$$\frac{a}{b}+\frac{a}{c}+\frac{c}{b}+\frac{c}{a}+\frac{b}{c}+\frac{b}{a}+6\geq 2\sqrt{2}\left( \sqrt{\frac{1-a}{a}}+ \sqrt{\frac{1-b}{b}}+\sqrt{\frac{1-c}{c}}\right)$$

$$a+b+c=1\Rightarrow \frac{b+c}{a}+\frac{a+c}{b}+\frac{a+b}{c}+6\geq 2\sqrt{2}\left( \sqrt{\frac{b+c}{a}}+ \sqrt{\frac{a+c}{b}}+\sqrt{\frac{a+b}{c}}\right)\Rightarrow$$

$$\Rightarrow \left( \frac{b+c}{a}-2\sqrt{2}\cdot \sqrt{\frac{b+c}{a}}+2 \right)+\left( \frac{a+c}{b}-2\sqrt{2}\cdot \sqrt{\frac{a+c}{b}}+2 \right)+\left( \frac{a+b}{c}-2\sqrt{2}\cdot \sqrt{\frac{a+b}{c}}+2 \right)\geq 0\Rightarrow$$

$$\Rightarrow \left(\sqrt{\frac{b+c}{a}}-\sqrt{2} \right)^2+\left(\sqrt{\frac{a+c}{b}}-\sqrt{2} \right)^2+\left(\sqrt{\frac{a+b}{c}}-\sqrt{2} \right)^2\geq 0$$

$$\left(\sqrt{\frac{b+c}{a}}-\sqrt{2} \right)^2+\left(\sqrt{\frac{a+c}{b}}-\sqrt{2} \right)^2+\left(\sqrt{\frac{a+b}{c}}-\sqrt{2} \right)^2=0 \Rightarrow$$ $$\Rightarrow \sqrt{\frac{b+c}{a}}=\sqrt{\frac{a+c}{b}}= \sqrt{\frac{a+b}{c}}=\sqrt{2}\Rightarrow \left\{ \begin{gathered} b + c = 2a\\ a+ c = 2b \\ a+ b= 2c\\ \end{gathered} \right.$$

a\b+c\b=(a+c)\b, по неравенство Коши АМ=>GM (a+c)\b+2=>2 под корню 2(a+c)\b и так следовательно со (b+c)\a+2 и (a+b)\c+2 тогда по неравенству Коши (АМ=>GM) будет решено легко.

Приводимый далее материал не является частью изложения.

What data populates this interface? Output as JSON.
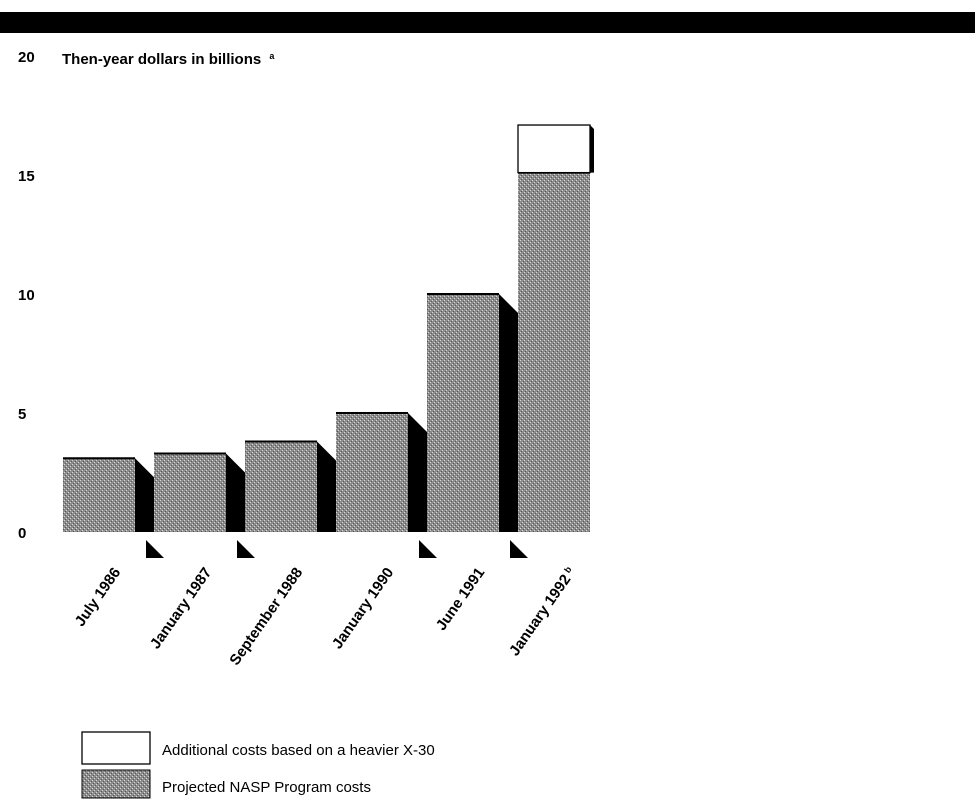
{
  "chart_data": {
    "type": "bar",
    "ylabel": "Then-year dollars in billions",
    "ylabel_note": "a",
    "ylim": [
      0,
      20
    ],
    "yticks": [
      "0",
      "5",
      "10",
      "15",
      "20"
    ],
    "categories": [
      "July 1986",
      "January 1987",
      "September 1988",
      "January 1990",
      "June 1991",
      "January 1992"
    ],
    "category_notes": [
      "",
      "",
      "",
      "",
      "",
      "b"
    ],
    "series": [
      {
        "name": "Projected NASP Program costs",
        "values": [
          3.1,
          3.3,
          3.8,
          5.0,
          10.0,
          15.1
        ]
      },
      {
        "name": "Additional costs based on a heavier X-30",
        "values": [
          0,
          0,
          0,
          0,
          0,
          2.0
        ]
      }
    ],
    "legend_position": "bottom-left",
    "grid": false
  },
  "colors": {
    "background": "#ffffff",
    "ink": "#000000",
    "hatch_fill": "#9a9a9a",
    "additional_fill": "#ffffff"
  }
}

$\sum \limits_{cyc}^{ }{\dfrac{b}{a}+\dfrac{c}{a}}+2=\sum \limits_{cyc}^{ }{\dfrac{b^2}{ab}+\dfrac{c^2}{ca}+2}\ge \sum \limits_{cyc}^{ }{\dfrac{(b+c)^2}{a(b+c)}+2}\ge \sum \limits_{cyc}^{ }{2\sqrt{2\dfrac{b+c}{a}}}=\sum \limits_{cyc}^{ }{2\sqrt{2} \Bigg(\sqrt{\dfrac{1-a}{a}}} \Bigg)$

$$(\dfrac{b}{a}+\dfrac{c}{a}+2)+(\dfrac{c}{b}+\dfrac{a}{b}+2)+(\dfrac{a}{c}+\dfrac{b}{c}+2)=(\dfrac{b^2}{ab}+\dfrac{c^2}{ca}+2)+(\dfrac{c^2}{bc}+\dfrac{a^2}{ab}+2)+(\dfrac{a^2}{ca}+\dfrac{b^2}{bc}+2)\ge$$ $$\ge \Bigg(\dfrac{(b+c)^2}{a(b+c)}+2 \Bigg)+\Bigg(\dfrac{(c+a)^2}{b(c+a)}+2 \Bigg)+\Bigg(\dfrac{(a+b)^2}{c(a+b)}+2 \Bigg)\ge 2\sqrt{2\bigg(\dfrac{b+c}{a}} \bigg)+2\sqrt{2\bigg(\dfrac{c+a}{b}} \bigg)+2\sqrt{2\bigg(\dfrac{a+b}{c}} \bigg)=2\sqrt{2} \bigg(\sqrt{\dfrac{1-a}{a}}+\sqrt{\dfrac{1-b}{b}}+\sqrt{\dfrac{1-c}{c}} \bigg) ⠀Q.E.D.$$